UGM forme une équipe d’examen de la discipline d’enseignants auteurs de violences sexuelles

YOGYAKARTA - La direction de l’Université Gadjah Mada (UGM) a formé une équipe d’examen disciplinaire liée aux violations du personnel des maîtres importants de la faculté de pharmacie avec les initiales EM qui ont déjà été licenciés de conférenciers pour avoir commis des violences sexuelles.

, le secrétaire de l’UGM, Andi Sandi Antonius, a déclaré que la formation de l’équipe avait eu lieu après que le ministère de l’Éducation supérieure, de la science et de la technologie (Kemendiktisaintek) a délégué l’autorité d’examen des violations de la discipline des fonctionnaires (PNS) d’EM au chef d’universités d’État.

an : « Parce qu’aujourd’hui est le premier jour où nous arrivons au travail, dans un ou deux jours, la direction de l’université rendra une décision de l’équipe d’examination de la discipline du personnel contre le professeur EM », a déclaré Andi, cité par ANTARA, mardi 8 avril.

Il a expliqué que la gestion des violations de la discipline du personnel d’EM a effectivement été soumise par UGM au ministère depuis janvier 2025, coïncidant avec la décision du recteur concernant le licenciement de conférencier.

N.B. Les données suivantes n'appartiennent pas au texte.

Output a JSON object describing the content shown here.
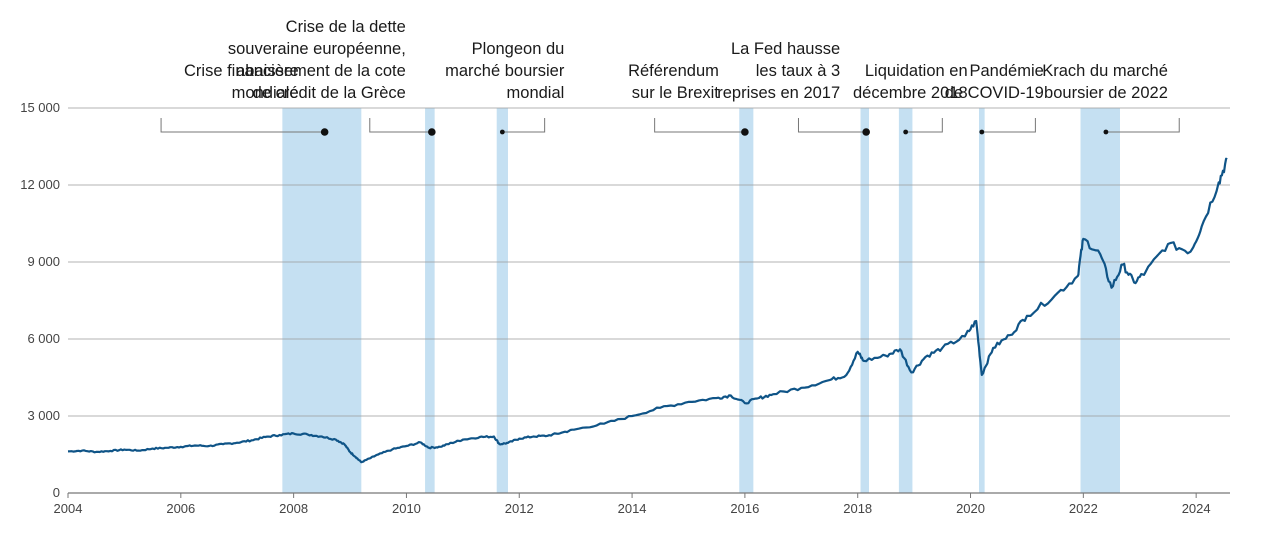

mais à la mi-mars 2025, Andi a poursuivi, le ministère de la Santé a rendu un décret officiel delegant l’examen des violations disciplinaire sous la catégorie de peines modérées à sévères à la direction d’universités d’État (PTN).

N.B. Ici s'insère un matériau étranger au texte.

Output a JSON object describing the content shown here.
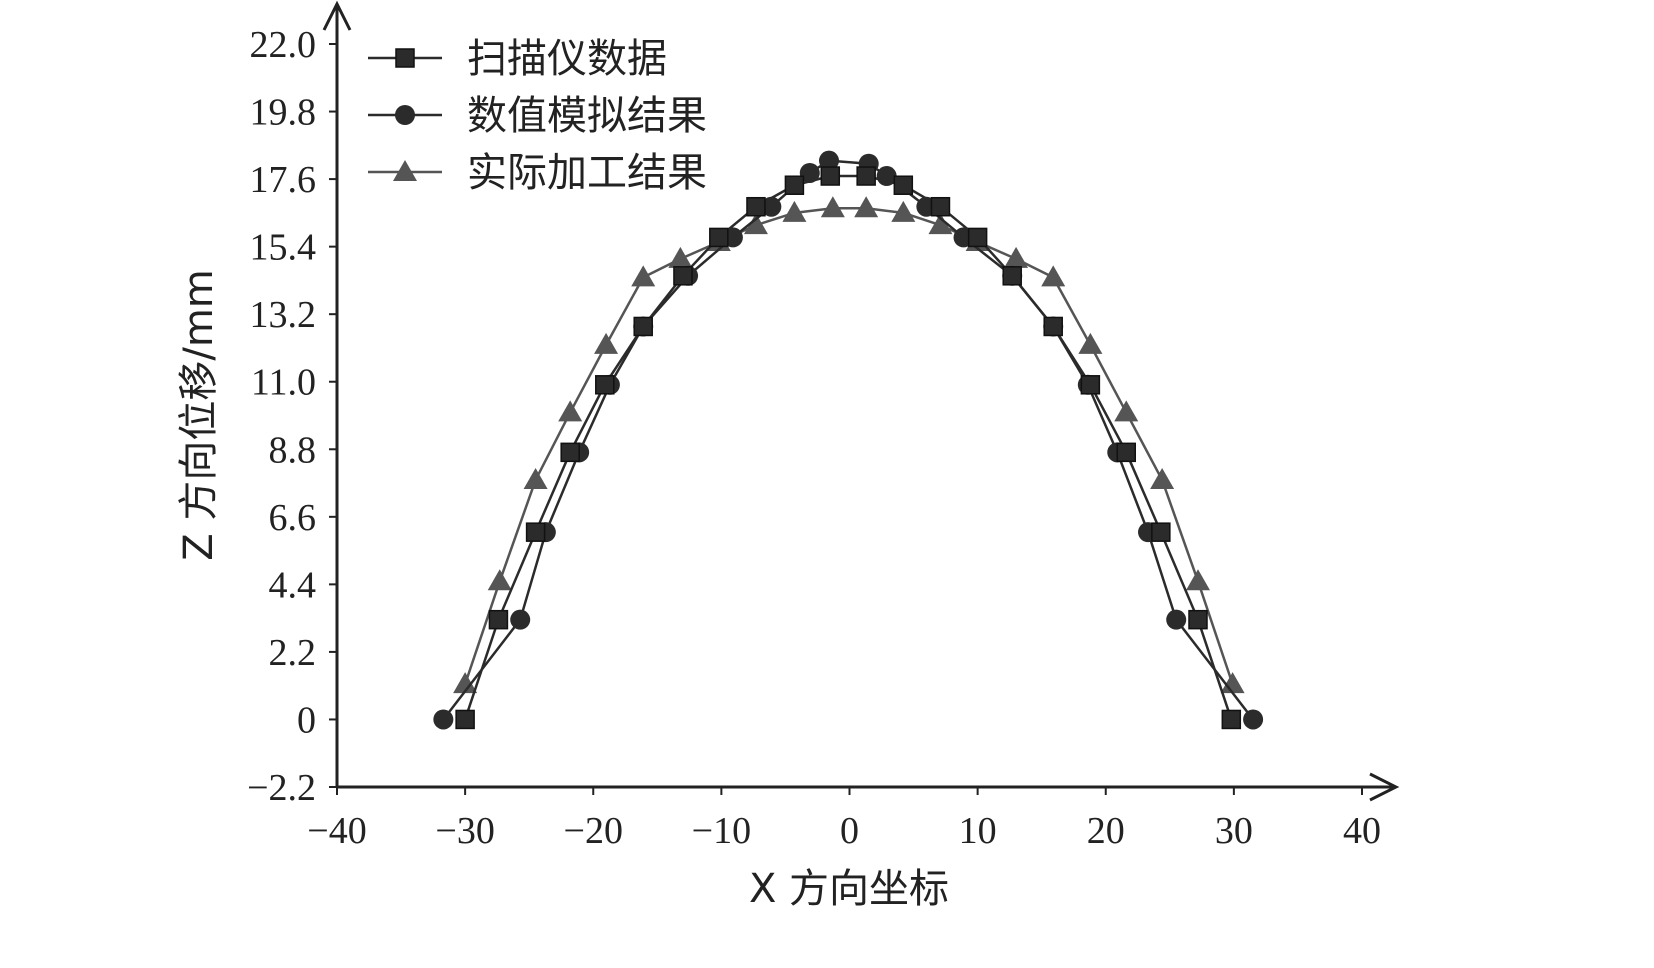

an : « Bien que la demande de l’UGM ait été faite avant que la décision ne soit prise, deux jours avant les vacances générales, le secrétaire général du ministère a d’autres écrit au chef de l’université qui a indiqué que la demande soumise est toujours traitée conformément à la décision de délégation », a-t-il déclaré.

d’examen disciplinaire se compose d’éléments directs, de ressources humaines et d’un superviseur interne de l’Université avec un nombre de membres impairs tels que réglementés dans les dispositions d’examen de l’ASN.

, a déclaré Andi, se concentre sur la clarification de violations présumées de la discipline du personnel d’EM, contrairement à l’examen éthique effectué par le Groupe de travail sur la prévention et le traitement de la violence sexuelle (PPKS) de l’UGM.

« L’éthique est terminée par l’intermédiaire du groupe de travail. C’est spécifique pour la discipline des employés », a-t-il déclaré.

Une fois l’examen terminé, les résultats seront soumis au recteur de l’UGM et transmis au ministère de la Santé comme recommandation.

al. Parce que la personne concernée est un PNS. nommé par le ministère, révoqué aussi par le ministère. PTN n’a pas d’autorité pour le PNS. D’autres, s’il s’agit ensuite d’un employé de l’UGM, qui est PPPK », a-t-il déclaré.

, EM avait été licencié du poste de conférencier d’UGM par l’intermédiaire du décret du régent le 20 janvier 2025 après avoir été prouvé qu’il avait commis des violences sexuelles contre un certain nombre d’étudiants.

est effectué par le groupe de travail PPKS UGM d’août à octobre 2024 sur la base d’un rapport publié en juillet 2024.

dans l’examen, il a été constaté que les actes de violence sexuelle avaient été effectués par des EM avec des modes d’approche académique tels que lorsque les directives pour les tâches finales et la préparation des concours qui se déroulent principalement en dehors du campus.

« Les activités sont effectuées plus à la maison. À partir de discussions sur les documents directrices académiques, à la fois une thèse, une thèse et une thèse. Ensuite, il a également étudié son centre et les activités de compétition », a expliqué Andi.

el, selon lui, jusqu’à 13 victimes et témoins ont été interrogés dans le processus. EM a également été démis de ses fonctions de président du Centre de recherche sur la chémoprevention du cancer (CCRC) le 12 juillet 2024 comme première étape pour maintenir des espaces sûrs sur le campus.

Andi veille à ce que l’UGM continue de fournir une assistance psychologique et d’assurer la durabilité des processus académiques des victimes.

an : « Il y a des gens qui ont subi des traumatismes, mais ils ont été accompagnés et si Dieu le veut, il y aura une amélioration et reviendra à l’activité comme d’habitude », a-t-il déclaré.

, selon lui, le campus n’a pas reçu de rapports sur la possibilité que la victime se prenne pour une voie légale. Mais l’UGM a ouvert une salle d’assistance si cette étape est prise.

« À quoi nous allons nous voir, mais nous le soutenons », a déclaré Andi Sandi.